This is possibly the most unusual recording format we've seen. The Blackmagic Pocket Cinema Camera is one of the first to support it. Here's what it is, and what it isn't
With today's release of Compressed Cinema DNG raw from Blackmagic Design for their Pocket Cinema Camera, quite a few people are asking questions about it.
First of all, if it's compressed, how can it be raw?
Good question, but the point is that it's compressed using lossless, as opposed to lossy, compression.
Just because you compress something doesn't mean that you're losing quality. It often does mean that, but there are ways to compress video that don't lose quality. So why don't we use lossless compression for everything? Because it's not very efficient.
You could compare Compressed Cinema DNG with ZIP files (in fact, Blackmagic does, in today's press release) but this only gives part of the picture. ZIP files recognise patterns in the material to be compressed and replaces them with a token. Since the token is shorter than the thing it's replacing, the resulting file will be smaller.
But there aren't many patterns in the 1s and 0s in digital video.
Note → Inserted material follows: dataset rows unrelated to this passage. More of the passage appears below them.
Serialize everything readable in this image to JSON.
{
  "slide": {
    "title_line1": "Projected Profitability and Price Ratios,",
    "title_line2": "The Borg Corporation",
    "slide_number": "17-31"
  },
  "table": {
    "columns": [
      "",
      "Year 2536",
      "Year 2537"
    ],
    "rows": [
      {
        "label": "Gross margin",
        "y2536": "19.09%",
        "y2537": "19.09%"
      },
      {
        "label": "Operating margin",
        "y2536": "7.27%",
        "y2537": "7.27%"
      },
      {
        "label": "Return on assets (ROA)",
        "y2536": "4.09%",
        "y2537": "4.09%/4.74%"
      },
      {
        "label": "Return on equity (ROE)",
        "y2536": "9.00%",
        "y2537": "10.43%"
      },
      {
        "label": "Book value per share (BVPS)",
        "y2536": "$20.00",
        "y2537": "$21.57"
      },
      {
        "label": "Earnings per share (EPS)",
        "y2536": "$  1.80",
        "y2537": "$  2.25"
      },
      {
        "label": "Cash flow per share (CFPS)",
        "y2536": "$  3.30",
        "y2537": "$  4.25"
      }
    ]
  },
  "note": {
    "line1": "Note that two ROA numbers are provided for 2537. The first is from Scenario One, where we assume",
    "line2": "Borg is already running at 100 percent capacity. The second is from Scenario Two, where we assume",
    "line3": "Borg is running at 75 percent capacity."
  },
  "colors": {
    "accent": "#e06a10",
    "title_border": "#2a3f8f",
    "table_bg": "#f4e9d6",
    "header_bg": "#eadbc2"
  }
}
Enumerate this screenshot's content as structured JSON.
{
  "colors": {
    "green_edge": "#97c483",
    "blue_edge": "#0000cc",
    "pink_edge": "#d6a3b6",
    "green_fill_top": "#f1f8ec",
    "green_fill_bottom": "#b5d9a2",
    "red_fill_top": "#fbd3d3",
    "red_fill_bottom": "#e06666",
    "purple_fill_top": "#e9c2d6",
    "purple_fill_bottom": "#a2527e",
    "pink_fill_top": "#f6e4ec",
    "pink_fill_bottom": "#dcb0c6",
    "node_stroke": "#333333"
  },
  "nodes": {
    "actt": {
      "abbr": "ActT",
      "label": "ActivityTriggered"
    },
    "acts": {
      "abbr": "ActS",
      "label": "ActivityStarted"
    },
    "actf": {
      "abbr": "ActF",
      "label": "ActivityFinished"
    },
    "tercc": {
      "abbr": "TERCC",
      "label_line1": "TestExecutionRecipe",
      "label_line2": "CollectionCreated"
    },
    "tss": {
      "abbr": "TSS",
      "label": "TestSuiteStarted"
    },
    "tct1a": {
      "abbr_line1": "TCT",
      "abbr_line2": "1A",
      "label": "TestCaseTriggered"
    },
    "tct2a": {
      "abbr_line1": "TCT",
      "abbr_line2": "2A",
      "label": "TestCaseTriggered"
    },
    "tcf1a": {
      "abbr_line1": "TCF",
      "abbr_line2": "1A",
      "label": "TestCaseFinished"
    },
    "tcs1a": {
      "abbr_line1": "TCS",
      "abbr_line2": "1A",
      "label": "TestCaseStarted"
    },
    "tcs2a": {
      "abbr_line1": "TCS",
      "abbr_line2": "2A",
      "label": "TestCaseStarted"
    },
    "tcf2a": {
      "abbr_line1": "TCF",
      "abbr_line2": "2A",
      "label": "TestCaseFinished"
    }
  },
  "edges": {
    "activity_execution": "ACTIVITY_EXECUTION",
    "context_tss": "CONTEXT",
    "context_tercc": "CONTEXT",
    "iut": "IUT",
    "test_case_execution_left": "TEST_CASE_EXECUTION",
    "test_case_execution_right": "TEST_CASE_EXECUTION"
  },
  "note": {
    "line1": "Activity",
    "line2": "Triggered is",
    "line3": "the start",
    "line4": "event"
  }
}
To a compressor like ZIP, a digital video file might as well be a string of random numbers - and since, by definition, there aren't any patterns in random numbers, you can't compress them, or at least, not easily.
Nevertheless, buried deep in mathematical theory, there ways to compress even digital media without loss; just not very well, or, efficiently, we should perhaps say.
Double your storage
Even so, who's going to complain if you can save, maybe, half of your storage, or, to put it another way, double your storage space.
This may not sound like much compared to the 50:1 compression that's common with delivery codecs like H.264, or even the 6:1 compression common with ProRes, but if it's the difference between a memory card that's $150 and one that's $300, it's worth having.
And because it's lossless, even though the media is compressed, there is no loss of quality whatsoever. All the information in the raw data is there. This is genuinely about the most information you will get from a sensor.
Big, but not that big
So, you'll end up with very big files, but still a fraction of what you'd need for uncompressed raw recording.
We haven't tried raw recording with the BMPCC yet, but we have recently tested the Canon 1DC, which, although it records in 4K and uses lossy 8bit MJPEG instead of 12 bit Losslessly compressed CinemaDNG, does result in a similar data flow that has to be recorded onto flash media.
Needless to say, whatever memory card you use needs to be pretty fast. We've been using SanDisk Extreme Pro CF cards in the Canon 1DC, and it seems likely that a card of that speed and quality would be ideal in the BMPCC (in SD format, of course!).